We just finished our binge-watch of “The Fall” on Netflix — it is a 17-episode crime drama based in Ireland, starring Gillian Anderson and Jamie Dornan.  The acting and production is gripping, but my purpose is not to review.  Rather, it is how the series raised interesting questions for my spouse and I to hit the pause-button and discuss.  One of them was, have you ever wished anyone dead?  (My answer: Osama bin Laden and Ayman al-Zawahiri.)  This alone is worthy of a little reflection.

The antagonist of  “The Fall” is clearly (from the viewer’s standpoint) a sociopath, and the tension and drama in the series is built around the other players discovering (or not) this fact and appropriately (or not) acting on it.  This led us to discuss what people can do, here or anywhere, when confronted with desperate situations and despotic sociopathic leaders who cannot be un-elected.  Start with Kim Jong-un.  North Koreans suffer and their neighbors are threatened with nuclear weapons.  But Kim is not going anywhere.

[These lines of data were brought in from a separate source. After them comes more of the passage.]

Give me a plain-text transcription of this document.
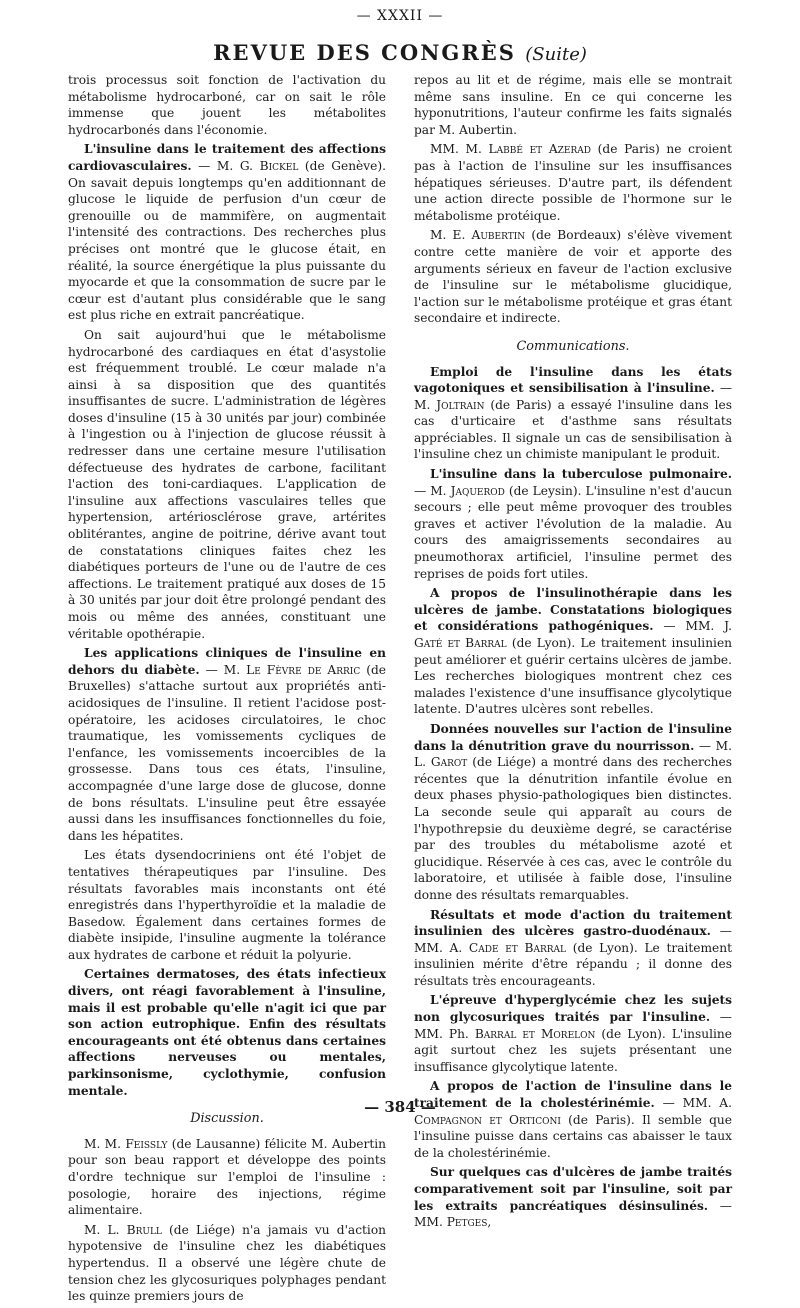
— XXXII —
REVUE DES CONGRÈS (Suite)

trois processus soit fonction de l'activation du métabolisme hydrocarboné, car on sait le rôle immense que jouent les métabolites hydrocarbonés dans l'économie.

L'insuline dans le traitement des affections cardiovasculaires. — M. G. Bickel (de Genève). On savait depuis longtemps qu'en additionnant de glucose le liquide de perfusion d'un cœur de grenouille ou de mammifère, on augmentait l'intensité des contractions. Des recherches plus précises ont montré que le glucose était, en réalité, la source énergétique la plus puissante du myocarde et que la consommation de sucre par le cœur est d'autant plus considérable que le sang est plus riche en extrait pancréatique.

On sait aujourd'hui que le métabolisme hydrocarboné des cardiaques en état d'asystolie est fréquemment troublé. Le cœur malade n'a ainsi à sa disposition que des quantités insuffisantes de sucre. L'administration de légères doses d'insuline (15 à 30 unités par jour) combinée à l'ingestion ou à l'injection de glucose réussit à redresser dans une certaine mesure l'utilisation défectueuse des hydrates de carbone, facilitant l'action des toni-cardiaques. L'application de l'insuline aux affections vasculaires telles que hypertension, artériosclérose grave, artérites oblitérantes, angine de poitrine, dérive avant tout de constatations cliniques faites chez les diabétiques porteurs de l'une ou de l'autre de ces affections. Le traitement pratiqué aux doses de 15 à 30 unités par jour doit être prolongé pendant des mois ou même des années, constituant une véritable opothérapie.

Les applications cliniques de l'insuline en dehors du diabète. — M. Le Fèvre de Arric (de Bruxelles) s'attache surtout aux propriétés anti-acidosiques de l'insuline. Il retient l'acidose post-opératoire, les acidoses circulatoires, le choc traumatique, les vomissements cycliques de l'enfance, les vomissements incoercibles de la grossesse. Dans tous ces états, l'insuline, accompagnée d'une large dose de glucose, donne de bons résultats. L'insuline peut être essayée aussi dans les insuffisances fonctionnelles du foie, dans les hépatites.

Les états dysendocriniens ont été l'objet de tentatives thérapeutiques par l'insuline. Des résultats favorables mais inconstants ont été enregistrés dans l'hyperthyroïdie et la maladie de Basedow. Également dans certaines formes de diabète insipide, l'insuline augmente la tolérance aux hydrates de carbone et réduit la polyurie.

Certaines dermatoses, des états infectieux divers, ont réagi favorablement à l'insuline, mais il est probable qu'elle n'agit ici que par son action eutrophique. Enfin des résultats encourageants ont été obtenus dans certaines affections nerveuses ou mentales, parkinsonisme, cyclothymie, confusion mentale.

Discussion.

M. M. Feissly (de Lausanne) félicite M. Aubertin pour son beau rapport et développe des points d'ordre technique sur l'emploi de l'insuline : posologie, horaire des injections, régime alimentaire.

M. L. Brull (de Liége) n'a jamais vu d'action hypotensive de l'insuline chez les diabétiques hypertendus. Il a observé une légère chute de tension chez les glycosuriques polyphages pendant les quinze premiers jours de

repos au lit et de régime, mais elle se montrait même sans insuline. En ce qui concerne les hyponutritions, l'auteur confirme les faits signalés par M. Aubertin.

MM. M. Labbé et Azerad (de Paris) ne croient pas à l'action de l'insuline sur les insuffisances hépatiques sérieuses. D'autre part, ils défendent une action directe possible de l'hormone sur le métabolisme protéique.

M. E. Aubertin (de Bordeaux) s'élève vivement contre cette manière de voir et apporte des arguments sérieux en faveur de l'action exclusive de l'insuline sur le métabolisme glucidique, l'action sur le métabolisme protéique et gras étant secondaire et indirecte.

Communications.

Emploi de l'insuline dans les états vagotoniques et sensibilisation à l'insuline. — M. Joltrain (de Paris) a essayé l'insuline dans les cas d'urticaire et d'asthme sans résultats appréciables. Il signale un cas de sensibilisation à l'insuline chez un chimiste manipulant le produit.

L'insuline dans la tuberculose pulmonaire. — M. Jaquerod (de Leysin). L'insuline n'est d'aucun secours ; elle peut même provoquer des troubles graves et activer l'évolution de la maladie. Au cours des amaigrissements secondaires au pneumothorax artificiel, l'insuline permet des reprises de poids fort utiles.

A propos de l'insulinothérapie dans les ulcères de jambe. Constatations biologiques et considérations pathogéniques. — MM. J. Gaté et Barral (de Lyon). Le traitement insulinien peut améliorer et guérir certains ulcères de jambe. Les recherches biologiques montrent chez ces malades l'existence d'une insuffisance glycolytique latente. D'autres ulcères sont rebelles.

Données nouvelles sur l'action de l'insuline dans la dénutrition grave du nourrisson. — M. L. Garot (de Liége) a montré dans des recherches récentes que la dénutrition infantile évolue en deux phases physio-pathologiques bien distinctes. La seconde seule qui apparaît au cours de l'hypothrepsie du deuxième degré, se caractérise par des troubles du métabolisme azoté et glucidique. Réservée à ces cas, avec le contrôle du laboratoire, et utilisée à faible dose, l'insuline donne des résultats remarquables.

Résultats et mode d'action du traitement insulinien des ulcères gastro-duodénaux. — MM. A. Cade et Barral (de Lyon). Le traitement insulinien mérite d'être répandu ; il donne des résultats très encourageants.

L'épreuve d'hyperglycémie chez les sujets non glycosuriques traités par l'insuline. — MM. Ph. Barral et Morelon (de Lyon). L'insuline agit surtout chez les sujets présentant une insuffisance glycolytique latente.

A propos de l'action de l'insuline dans le traitement de la cholestérinémie. — MM. A. Compagnon et Orticoni (de Paris). Il semble que l'insuline puisse dans certains cas abaisser le taux de la cholestérinémie.

Sur quelques cas d'ulcères de jambe traités comparativement soit par l'insuline, soit par les extraits pancréatiques désinsulinés. — MM. Petges,

— 384 —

Should we hope Kim has a heart attack?  What would such a hope say about us?

“The Fall” also showed how people like to believe other people, especially when it confirms their own beliefs.  Sociopaths take advantage of this, telling us what we want to hear in order to gain credibility.  The story-line of “The Fall” shows how we are particularly vulnerable to this in one-on-one encounters — a sociopath can sway one person more easily than a group.  Unless we compare notes and connect dots, we may fail to see how we are being manipulated.  When, at long last, people do come together and recognize the situation for what it is (and the person for who he is), we can collectively form a plan against the sociopath — if we have the power and resources to do so.

Point: until people amass, compare and confront, their response to a sociopath will be ineffective.  Take this for what it’s worth, on this day after a destructive,  insult-tossing, pussy-grabbing narcissist assumed the role of Supreme Leader of this nation.